Mixed response to proposed school admissions changes

Some schools express concern about how the changes may impact on administration

Plans to eradicate school waiting lists and booking deposits for school places have been broadly welcomed by education and parents’ groups

Plans to eradicate school waiting lists and booking deposits for school places have been broadly welcomed by education and parents’ groups

 

Plans to eradicate school waiting lists and booking deposits for school places have been broadly welcomed by education and parents’ groups.

However, some school management organisations have expressed concerns about how the changes might impact on administration. The draft bill proposes the removal of the current process which provides a framework for parents to make an appeal to the Department of Education where they are unhappy with a school decision on student admission.

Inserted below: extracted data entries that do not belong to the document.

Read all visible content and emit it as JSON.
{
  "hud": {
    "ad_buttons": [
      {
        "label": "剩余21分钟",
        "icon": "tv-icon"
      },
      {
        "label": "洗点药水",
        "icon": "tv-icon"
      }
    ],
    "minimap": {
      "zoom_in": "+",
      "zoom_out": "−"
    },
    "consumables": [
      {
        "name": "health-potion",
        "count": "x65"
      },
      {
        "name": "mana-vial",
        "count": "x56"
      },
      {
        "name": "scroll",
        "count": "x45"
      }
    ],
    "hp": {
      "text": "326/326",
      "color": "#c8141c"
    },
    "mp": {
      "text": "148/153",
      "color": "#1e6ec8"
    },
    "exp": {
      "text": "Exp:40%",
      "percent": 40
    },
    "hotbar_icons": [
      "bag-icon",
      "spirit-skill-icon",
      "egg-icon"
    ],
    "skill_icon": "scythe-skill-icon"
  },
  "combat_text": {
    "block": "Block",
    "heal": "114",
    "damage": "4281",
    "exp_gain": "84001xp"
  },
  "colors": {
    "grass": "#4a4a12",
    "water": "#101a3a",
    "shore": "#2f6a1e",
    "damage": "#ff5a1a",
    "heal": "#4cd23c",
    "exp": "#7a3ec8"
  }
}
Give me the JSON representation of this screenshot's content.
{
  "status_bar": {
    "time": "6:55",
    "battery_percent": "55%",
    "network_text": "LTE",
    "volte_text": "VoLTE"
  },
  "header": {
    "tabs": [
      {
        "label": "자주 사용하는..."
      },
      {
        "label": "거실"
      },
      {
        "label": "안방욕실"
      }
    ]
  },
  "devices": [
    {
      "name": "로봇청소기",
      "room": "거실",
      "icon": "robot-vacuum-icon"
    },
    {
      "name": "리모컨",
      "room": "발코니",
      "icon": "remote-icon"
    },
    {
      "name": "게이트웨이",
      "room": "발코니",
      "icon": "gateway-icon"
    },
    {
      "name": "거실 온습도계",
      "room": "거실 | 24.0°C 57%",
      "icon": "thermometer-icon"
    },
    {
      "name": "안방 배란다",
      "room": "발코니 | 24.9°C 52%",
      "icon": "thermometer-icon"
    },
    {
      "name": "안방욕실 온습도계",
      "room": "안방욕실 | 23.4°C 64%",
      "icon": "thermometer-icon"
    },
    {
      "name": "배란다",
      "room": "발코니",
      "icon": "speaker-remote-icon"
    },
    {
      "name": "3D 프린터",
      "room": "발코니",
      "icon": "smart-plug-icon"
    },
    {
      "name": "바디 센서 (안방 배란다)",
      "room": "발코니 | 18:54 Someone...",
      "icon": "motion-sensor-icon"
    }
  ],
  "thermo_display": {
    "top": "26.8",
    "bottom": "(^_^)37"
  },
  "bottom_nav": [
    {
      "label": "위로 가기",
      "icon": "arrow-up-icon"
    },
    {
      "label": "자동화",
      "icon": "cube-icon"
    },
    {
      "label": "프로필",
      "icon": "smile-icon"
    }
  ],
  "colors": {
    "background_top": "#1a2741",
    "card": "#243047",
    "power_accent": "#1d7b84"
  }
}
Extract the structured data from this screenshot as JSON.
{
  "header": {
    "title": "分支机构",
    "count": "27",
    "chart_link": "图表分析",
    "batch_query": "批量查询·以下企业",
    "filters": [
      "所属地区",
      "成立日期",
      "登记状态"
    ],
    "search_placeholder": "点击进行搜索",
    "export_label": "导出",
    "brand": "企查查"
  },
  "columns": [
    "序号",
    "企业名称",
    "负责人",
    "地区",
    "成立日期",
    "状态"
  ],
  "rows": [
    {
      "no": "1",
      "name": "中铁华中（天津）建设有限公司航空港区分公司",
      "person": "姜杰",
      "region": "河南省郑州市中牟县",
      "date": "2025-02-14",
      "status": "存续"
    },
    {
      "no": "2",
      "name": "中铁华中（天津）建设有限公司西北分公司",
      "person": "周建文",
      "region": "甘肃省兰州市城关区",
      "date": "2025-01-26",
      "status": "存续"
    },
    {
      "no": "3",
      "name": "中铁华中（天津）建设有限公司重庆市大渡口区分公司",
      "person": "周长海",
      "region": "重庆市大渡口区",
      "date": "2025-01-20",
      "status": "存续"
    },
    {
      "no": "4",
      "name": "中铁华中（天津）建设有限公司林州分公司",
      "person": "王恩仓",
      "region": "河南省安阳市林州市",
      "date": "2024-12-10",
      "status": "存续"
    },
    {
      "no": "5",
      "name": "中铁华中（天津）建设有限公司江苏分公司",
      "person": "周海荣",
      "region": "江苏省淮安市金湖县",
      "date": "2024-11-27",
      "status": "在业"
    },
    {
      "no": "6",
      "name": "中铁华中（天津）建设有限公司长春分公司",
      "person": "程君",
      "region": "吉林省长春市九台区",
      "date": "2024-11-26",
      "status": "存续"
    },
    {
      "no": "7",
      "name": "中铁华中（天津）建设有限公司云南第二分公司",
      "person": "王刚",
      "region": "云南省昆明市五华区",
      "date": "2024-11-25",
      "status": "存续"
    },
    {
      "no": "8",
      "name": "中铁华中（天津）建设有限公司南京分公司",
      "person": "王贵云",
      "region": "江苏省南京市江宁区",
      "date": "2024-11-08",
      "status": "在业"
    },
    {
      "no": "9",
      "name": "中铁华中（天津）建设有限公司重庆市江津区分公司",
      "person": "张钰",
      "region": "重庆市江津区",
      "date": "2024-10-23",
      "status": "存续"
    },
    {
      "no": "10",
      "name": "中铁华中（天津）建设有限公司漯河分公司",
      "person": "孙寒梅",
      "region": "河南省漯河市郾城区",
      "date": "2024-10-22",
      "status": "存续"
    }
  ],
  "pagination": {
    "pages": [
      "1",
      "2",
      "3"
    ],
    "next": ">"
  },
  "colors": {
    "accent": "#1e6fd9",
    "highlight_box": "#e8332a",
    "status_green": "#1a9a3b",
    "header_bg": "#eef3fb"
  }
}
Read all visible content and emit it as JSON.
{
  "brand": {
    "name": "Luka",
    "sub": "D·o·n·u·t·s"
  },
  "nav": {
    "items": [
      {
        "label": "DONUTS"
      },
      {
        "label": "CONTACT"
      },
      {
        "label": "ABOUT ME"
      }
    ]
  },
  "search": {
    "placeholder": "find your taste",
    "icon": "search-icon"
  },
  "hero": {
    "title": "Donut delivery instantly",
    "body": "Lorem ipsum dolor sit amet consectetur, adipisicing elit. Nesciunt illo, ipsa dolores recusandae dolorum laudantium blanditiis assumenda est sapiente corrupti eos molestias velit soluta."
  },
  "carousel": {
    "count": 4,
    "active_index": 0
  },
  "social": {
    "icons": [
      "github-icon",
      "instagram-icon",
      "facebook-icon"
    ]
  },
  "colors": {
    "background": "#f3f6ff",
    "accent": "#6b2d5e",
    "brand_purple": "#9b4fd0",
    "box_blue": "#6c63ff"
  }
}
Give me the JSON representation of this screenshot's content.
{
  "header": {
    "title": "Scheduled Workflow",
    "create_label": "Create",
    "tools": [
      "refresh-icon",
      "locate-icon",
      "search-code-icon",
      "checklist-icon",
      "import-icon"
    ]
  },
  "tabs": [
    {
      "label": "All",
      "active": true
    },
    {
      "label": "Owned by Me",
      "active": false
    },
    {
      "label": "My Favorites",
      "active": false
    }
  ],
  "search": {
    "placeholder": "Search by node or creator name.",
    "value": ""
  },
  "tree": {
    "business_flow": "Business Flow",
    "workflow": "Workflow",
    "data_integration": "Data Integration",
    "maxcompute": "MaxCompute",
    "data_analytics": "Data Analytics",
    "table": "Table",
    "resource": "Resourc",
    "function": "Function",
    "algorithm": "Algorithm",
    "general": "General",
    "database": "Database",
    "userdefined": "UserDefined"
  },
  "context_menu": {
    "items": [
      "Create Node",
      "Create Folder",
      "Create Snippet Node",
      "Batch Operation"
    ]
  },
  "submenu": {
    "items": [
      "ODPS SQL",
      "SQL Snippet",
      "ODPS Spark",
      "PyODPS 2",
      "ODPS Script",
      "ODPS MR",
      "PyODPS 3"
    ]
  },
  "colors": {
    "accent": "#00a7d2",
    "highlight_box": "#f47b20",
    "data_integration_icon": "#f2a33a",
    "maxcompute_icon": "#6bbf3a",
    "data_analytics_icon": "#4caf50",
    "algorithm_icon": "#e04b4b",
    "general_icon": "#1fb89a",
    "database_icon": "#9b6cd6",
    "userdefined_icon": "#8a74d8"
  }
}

The draft bill, which was published by the Department of Education today, proposes to transfer the appeals process back to schools.

Ferdia Kelly of the Joint Managerial Body, which represents 400 voluntary secondary schools with religious patronage across the country, says his members are not in favour of a “cumbersome” appeals process.

“We don’t want an appeals process that will bog us down in bureaucracy. The Section 29 Appeal process is working well. There are less than 300 appeals lodged each year, out of well over 100,000 admissions, and less than half are successful. This is because schools’ admission policies, as they currently stand, are working.”

Don Myers, president of the National Parents Council – Post Primary, said he welcomed “some aspects” of the bill.

“We get a lot of queries form parents regarding the demand for booking deposits and we feel they should not be charged. I understand that schools have an issue with parents putting their child’s name down on a number of lists and that may be why this practice has developed. However, it works both ways and often parents don’t get that money back if a place is not offered.”

However, Mr Myers said the bill would not do away with undersupply in a small number of key schools where problems arise. “Where you have a number of schools in an area, one will be seen as the best. Not everyone can get in there. That’s still going to be an issue.”

Aine Lynch of the National Parents Council – Primary, said the draft bill had “moved the discussion on”.

“Booking deposits were never an issue at primary level but recently they have become a major feature. This bill, if enacted, would do away with that problem. The inability of some students to access certain schools may be a problem for a minority but for those it affects it is very significant. We have been waiting for movement on this since we first got involved in the consultation process back in 2008,” she said.